Not that it will teach anyone a lesson.

You know why this world needs lawyers? Because there are still way too many who put profit before people.

My team at WorkCompCentral work really hard to highlight the good in workers' compensation.

Cases like this make communicating that message difficult.

A copy of the Opinion and Order Denying Defendant's Petition for Reconsideration is here.


Post script from the applicant's attorney, Keith More:

Awesome - thank you for  understanding the plight of the injured worker. Timeliness,  REALLY !!!  That is the only way I could get this to the Judge.

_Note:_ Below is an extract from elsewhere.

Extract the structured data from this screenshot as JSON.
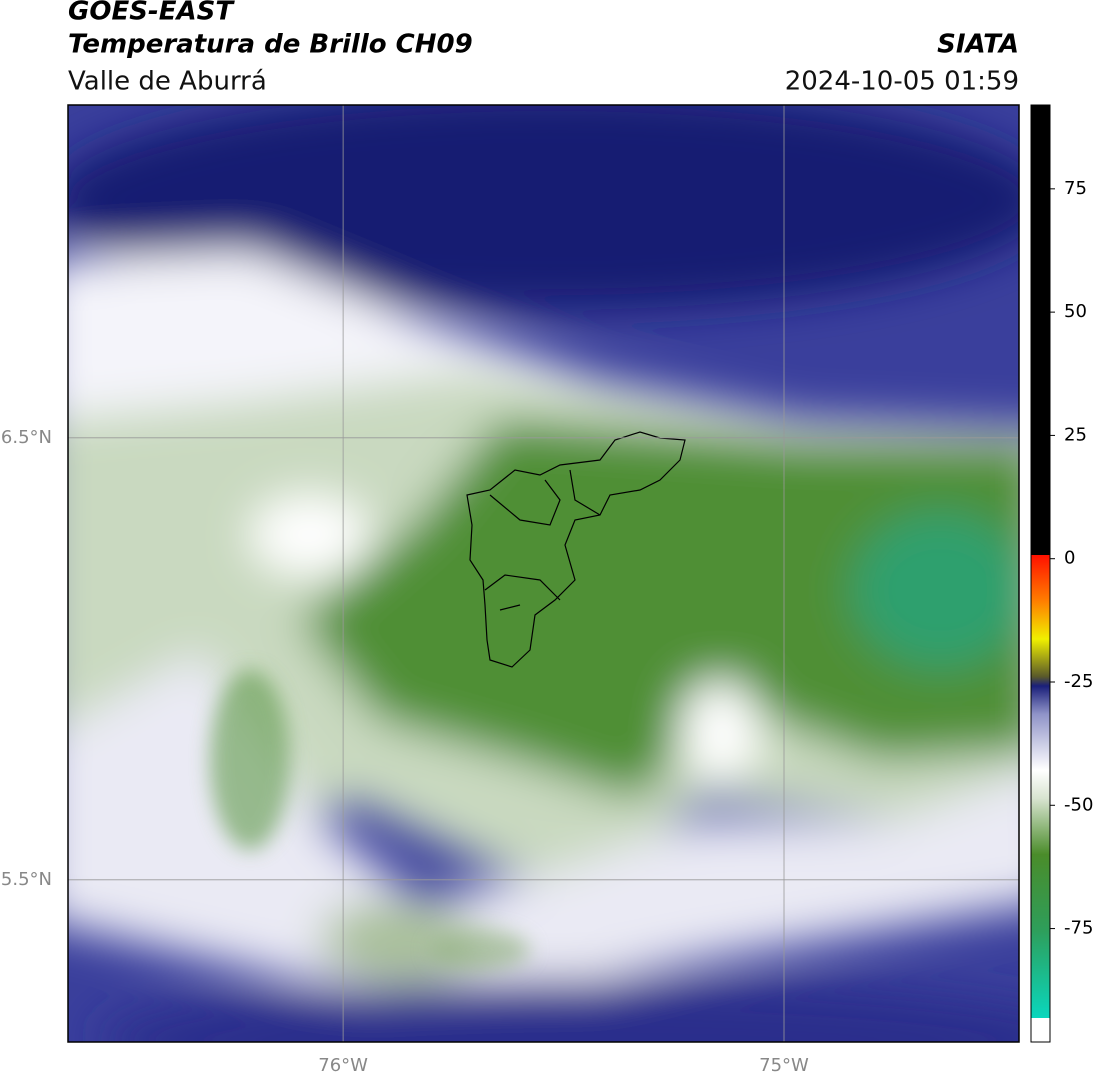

Not the simple fact that the Labor Code and Rules and Regs REQUIRES the appropriate medical records be reviewed by a UR physician within the same specialty or area of practice. This is why Dubon II must be overturned. The WCAB found it "troubling" that the PQME report was not submitted for review or why the 2 volumes of the PQME's depositions were not sent by the adjuster for review, What about the FACT that the UR doctor chosen by Ace/Esis this time, was an internist who does not have an outside office and does not see patients for treatment purposes. Mr. Tinsley did not have an internal issue. Why and how could anyone in compliance with the law choose an INTERNIST for this review. It's not like the adjuster had not seen this request 28 days before. It's not like the adjuster did not see the same request 28 days before that. None of the other requests had been sent to an INTERNIST. 

The request for medical care was not for chronic pain (the basis for the denial). Troubling is the best they, the WCAB could do since they overturned Dubon I. It's not troubling it's alarming. It's abusive. It's punitive. This system is called "Worker's Compensation" not "Insurance Profits"! Ace/Esis through its adjuster Cheryl Brownlee who we personally served to appear at trial has already told Casa Colina they will appeal the Decision. 

Why not? Well, the WCAB while using strong language failed to issue sanctions on its own for the "troubling" behavior. "Every life is worth saving", a brave firefighter said after 9/11. Why not Kelly Tinsley, a 27 year dedicated employee of Vertis who was severely injured on the job.